Earlier this year TechRepublic argued that while 2021 wasn’t the year of the Linux desktop, “there was no denying the continued dominance of Linux in the enterprise space and the very slow (and subtle) growth of Linux on the desktop. And in just about every space (minus the smartphone arena), Linux made some serious gains.”
So would 2022 be the year of the Linux desktop? “Probably not.”
But developer Tim Wells honestly believes we’re getting closer:
The idea of the year of the Linux desktop is that there would come a year that the free and open source operating system would reach a stage that the average user could install and use it on their pc without running into problems. Linus Sebastian from Linus Tech Tips recently did an experiment where he installed Linux on his home PC for one month to see if he could use it not only for everyday tasks, but for gaming and also streaming.
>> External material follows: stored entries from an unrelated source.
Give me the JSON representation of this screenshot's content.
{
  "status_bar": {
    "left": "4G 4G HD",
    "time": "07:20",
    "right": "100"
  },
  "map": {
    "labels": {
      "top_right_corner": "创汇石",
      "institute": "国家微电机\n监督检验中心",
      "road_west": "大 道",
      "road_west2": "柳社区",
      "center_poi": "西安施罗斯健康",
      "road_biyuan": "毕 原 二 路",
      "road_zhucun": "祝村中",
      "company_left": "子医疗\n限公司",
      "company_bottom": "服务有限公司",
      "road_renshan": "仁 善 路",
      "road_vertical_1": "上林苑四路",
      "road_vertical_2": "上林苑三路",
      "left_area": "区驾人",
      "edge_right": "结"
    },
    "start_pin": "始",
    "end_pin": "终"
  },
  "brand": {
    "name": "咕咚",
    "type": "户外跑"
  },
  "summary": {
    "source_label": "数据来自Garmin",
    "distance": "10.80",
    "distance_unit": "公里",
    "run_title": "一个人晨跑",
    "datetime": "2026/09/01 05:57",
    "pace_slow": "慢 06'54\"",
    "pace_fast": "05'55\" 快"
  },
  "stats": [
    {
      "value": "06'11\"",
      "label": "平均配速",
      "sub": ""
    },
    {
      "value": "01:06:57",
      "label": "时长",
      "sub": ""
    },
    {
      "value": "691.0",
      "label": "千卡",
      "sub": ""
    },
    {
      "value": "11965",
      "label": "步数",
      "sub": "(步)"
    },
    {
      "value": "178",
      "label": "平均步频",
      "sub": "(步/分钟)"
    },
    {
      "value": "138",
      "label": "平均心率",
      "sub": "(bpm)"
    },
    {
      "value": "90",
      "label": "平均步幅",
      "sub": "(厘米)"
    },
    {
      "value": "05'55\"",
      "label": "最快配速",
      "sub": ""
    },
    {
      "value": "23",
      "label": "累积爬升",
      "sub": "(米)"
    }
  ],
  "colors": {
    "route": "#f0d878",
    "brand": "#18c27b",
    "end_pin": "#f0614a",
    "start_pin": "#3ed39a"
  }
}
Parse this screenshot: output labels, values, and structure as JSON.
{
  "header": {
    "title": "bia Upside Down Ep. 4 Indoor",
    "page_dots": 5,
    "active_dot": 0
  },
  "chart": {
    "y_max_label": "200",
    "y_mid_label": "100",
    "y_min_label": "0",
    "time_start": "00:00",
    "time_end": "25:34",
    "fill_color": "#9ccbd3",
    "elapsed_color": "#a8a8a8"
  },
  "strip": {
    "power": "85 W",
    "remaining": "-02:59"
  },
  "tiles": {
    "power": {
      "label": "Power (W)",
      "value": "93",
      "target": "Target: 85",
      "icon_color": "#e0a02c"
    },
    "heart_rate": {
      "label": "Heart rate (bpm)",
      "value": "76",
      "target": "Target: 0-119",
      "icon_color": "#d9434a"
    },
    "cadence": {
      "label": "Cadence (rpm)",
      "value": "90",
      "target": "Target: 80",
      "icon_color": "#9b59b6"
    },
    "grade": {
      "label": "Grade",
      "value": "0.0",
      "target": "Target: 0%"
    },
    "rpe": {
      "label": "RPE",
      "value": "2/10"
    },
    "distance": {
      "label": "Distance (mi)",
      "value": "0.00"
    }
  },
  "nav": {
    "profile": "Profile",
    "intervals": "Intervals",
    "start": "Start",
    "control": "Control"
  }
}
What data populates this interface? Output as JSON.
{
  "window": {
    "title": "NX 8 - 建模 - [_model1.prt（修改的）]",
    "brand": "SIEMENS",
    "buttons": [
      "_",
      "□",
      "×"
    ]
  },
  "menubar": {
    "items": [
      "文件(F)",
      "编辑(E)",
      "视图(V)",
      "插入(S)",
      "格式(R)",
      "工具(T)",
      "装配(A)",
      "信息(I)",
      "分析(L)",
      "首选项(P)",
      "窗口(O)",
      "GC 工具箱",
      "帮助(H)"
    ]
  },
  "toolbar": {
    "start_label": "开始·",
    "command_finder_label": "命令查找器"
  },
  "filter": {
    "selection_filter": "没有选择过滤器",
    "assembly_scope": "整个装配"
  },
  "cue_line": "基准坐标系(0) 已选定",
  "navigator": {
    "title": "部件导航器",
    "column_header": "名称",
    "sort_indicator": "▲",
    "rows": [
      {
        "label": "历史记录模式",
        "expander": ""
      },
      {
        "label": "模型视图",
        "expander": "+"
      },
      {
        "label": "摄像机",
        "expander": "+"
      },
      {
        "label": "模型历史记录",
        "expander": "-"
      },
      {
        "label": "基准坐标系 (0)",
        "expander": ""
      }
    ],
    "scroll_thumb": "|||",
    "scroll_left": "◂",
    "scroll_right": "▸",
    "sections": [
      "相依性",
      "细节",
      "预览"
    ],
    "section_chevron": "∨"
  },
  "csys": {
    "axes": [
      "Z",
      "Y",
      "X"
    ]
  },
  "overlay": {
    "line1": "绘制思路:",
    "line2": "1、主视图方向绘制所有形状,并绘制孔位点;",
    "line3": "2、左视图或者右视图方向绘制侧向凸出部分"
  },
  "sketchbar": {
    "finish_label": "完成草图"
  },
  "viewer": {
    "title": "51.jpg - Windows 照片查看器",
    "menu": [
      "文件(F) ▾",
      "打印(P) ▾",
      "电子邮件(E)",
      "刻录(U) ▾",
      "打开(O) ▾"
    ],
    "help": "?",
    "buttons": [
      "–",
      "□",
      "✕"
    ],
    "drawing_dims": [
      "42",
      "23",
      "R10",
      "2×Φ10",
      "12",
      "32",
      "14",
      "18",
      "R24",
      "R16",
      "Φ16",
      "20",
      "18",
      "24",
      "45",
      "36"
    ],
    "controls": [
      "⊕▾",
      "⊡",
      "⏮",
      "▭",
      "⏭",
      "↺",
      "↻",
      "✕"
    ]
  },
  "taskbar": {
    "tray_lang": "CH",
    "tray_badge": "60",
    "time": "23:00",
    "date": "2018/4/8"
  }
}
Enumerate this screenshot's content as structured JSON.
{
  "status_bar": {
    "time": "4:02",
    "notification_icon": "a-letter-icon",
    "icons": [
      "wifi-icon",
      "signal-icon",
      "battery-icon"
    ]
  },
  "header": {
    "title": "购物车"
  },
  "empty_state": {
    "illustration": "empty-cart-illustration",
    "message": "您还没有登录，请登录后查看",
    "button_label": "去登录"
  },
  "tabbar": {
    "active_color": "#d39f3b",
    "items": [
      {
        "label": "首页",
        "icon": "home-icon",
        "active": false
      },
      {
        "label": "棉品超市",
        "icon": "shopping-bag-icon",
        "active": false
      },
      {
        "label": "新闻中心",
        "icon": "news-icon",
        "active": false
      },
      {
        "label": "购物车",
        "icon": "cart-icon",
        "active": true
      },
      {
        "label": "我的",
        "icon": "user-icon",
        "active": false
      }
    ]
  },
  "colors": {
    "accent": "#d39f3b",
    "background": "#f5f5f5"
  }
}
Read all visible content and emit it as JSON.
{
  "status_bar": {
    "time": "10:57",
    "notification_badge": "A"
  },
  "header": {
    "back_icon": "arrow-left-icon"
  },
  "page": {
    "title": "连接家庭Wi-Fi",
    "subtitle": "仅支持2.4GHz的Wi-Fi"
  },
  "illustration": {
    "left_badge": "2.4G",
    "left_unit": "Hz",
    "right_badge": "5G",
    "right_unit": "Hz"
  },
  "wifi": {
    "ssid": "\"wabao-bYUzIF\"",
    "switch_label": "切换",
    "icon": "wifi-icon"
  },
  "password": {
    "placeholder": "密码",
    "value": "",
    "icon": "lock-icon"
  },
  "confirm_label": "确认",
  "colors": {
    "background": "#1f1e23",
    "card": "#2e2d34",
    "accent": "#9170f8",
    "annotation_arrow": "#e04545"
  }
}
Ultimately he concluded (in a video just released) that this year will not be the year of the Linux desktop and that while doing everyday stuff was reasonably okay, the state of gaming on Linux (despite Valves lofty goals) is to put it simply, a shit-show. (That’s my word, not his)… The experiment done by Linus seems to show that while some games do indeed run well using [Valve’s Windows compatibility layer] Proton, there are just as many that run with issues. Some of those issues can be game breaking. Such as the game running, but its multiplayer functionality not working at all. Some games just plain don’t work at all due to dependencies on services such as Easy Anti Cheat…
In his video Linus mentions that the main problem preventing the “year of the Linux desktop” is the fragmentation. By fragmentation, he means the range of available distributions and the fact that each distribution has (potentially) different versions of libraries and drivers and software that makes the behind the scenes operate…. Flatpak and Snap as well as AppImage are making progress towards fixing this fragmentation issue, but those are not yet perfect either. Flatpak works by ensuring that the expected versions of libraries required for that software are installed along side it and independent of the existing library the distro may provide…
Valve have said that the Steamdeck will also use an immutable core operating system for the same reasons.
So while Linus is sure that 2022 isn’t yet the year of the Linux desktop and that fragmentation is the biggest problem. I think maybe, just maybe, we’re closer to solving those problems and closer perhaps to the year of the Linux desktop that some might realise.